Here’s a quick example of a GELF message:

{
  "version": "1.0",
  "host": "www1",
  "short_message": "Short message",
  "full_message": "Backtrace herennmore stuff",
  "timestamp": 1291899928,
  "level": 1,
  "facility": "payment-backend",
  "file": "/var/www/somefile.rb",
  "line": 356,
  "_user_id": 42,
  "_something_else": "foo"
}

A GELF message is just a GZIP’d or ZLIB’d JSON string. Check the GELF Spec for a list of required fields.
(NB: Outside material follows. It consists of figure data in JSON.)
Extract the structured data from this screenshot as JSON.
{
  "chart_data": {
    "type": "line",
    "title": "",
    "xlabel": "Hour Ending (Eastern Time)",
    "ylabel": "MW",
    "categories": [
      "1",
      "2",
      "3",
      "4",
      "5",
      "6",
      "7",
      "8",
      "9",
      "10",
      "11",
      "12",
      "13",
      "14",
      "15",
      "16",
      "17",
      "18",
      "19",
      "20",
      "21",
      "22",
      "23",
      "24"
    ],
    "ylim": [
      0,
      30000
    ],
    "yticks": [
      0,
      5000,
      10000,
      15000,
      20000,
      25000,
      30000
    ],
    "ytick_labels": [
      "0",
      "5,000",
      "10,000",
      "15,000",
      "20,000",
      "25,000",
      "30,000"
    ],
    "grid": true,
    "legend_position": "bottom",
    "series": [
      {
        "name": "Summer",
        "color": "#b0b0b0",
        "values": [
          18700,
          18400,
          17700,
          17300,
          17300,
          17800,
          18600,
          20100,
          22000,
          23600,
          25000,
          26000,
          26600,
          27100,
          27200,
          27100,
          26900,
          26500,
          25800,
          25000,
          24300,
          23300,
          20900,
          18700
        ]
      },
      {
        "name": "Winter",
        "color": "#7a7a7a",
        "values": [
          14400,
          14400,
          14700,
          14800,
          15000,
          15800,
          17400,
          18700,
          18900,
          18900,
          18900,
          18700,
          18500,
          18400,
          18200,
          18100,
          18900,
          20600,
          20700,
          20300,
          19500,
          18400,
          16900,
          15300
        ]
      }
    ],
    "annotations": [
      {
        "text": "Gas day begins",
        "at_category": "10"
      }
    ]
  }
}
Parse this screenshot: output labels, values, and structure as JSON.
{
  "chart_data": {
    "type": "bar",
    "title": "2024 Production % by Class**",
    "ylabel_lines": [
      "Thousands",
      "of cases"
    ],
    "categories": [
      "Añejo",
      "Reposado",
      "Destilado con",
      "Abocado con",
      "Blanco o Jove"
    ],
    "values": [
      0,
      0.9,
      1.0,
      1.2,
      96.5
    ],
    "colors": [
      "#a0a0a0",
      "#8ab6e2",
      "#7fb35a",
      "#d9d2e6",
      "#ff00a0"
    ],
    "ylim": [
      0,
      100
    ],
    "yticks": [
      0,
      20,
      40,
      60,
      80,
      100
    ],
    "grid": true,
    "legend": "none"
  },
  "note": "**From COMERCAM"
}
Searching and analyzing: Graylog Web Interface

Graylog also ships with a rather slick web interface for searching and viewing Graylog messages. Filters can be applied and saved into logical “streams”, allowing you to look at a slice of your data.

graylog

Graylog can even alert you when certain thresholds are exceeded for a given stream, as in this example email alert:

From: graylog2@example.org
To: lennart@socketfeed.com
Subject: [graylog2] Stream alarm! (Stream: Finance)
# Stream >Finance< has 23 new messages in the last 15 minutes. Limit: 15
# Description: Just a dummy stream with a not-so-random name but random data.

From: graylog2@example.org
To: lennart@socketfeed.com
Subject: [graylog2] Subscription (Stream: Finance)
# Stream >Finance< has 24 new messages since 2011-01-08 20:31:13 +0100
2011-01-08 21:12:38 +0100 from >localhost.localdomain<
  sundaysister kernel: [92837.097110] CPU0: Core temperature/speed normal
2011-01-08 21:12:38 +0100 from >localhost.localdomain<
  sundaysister kernel: [92837.096461] CPU0: Core temperature above threshold, cpu clock throttled (total events = 1485916)

Bonus: Capture exceptions with Rack

For Ruby web applications, there is a bonus Rack application that allows you to send all application exceptions to Graylog in the spirit of Hoptoad.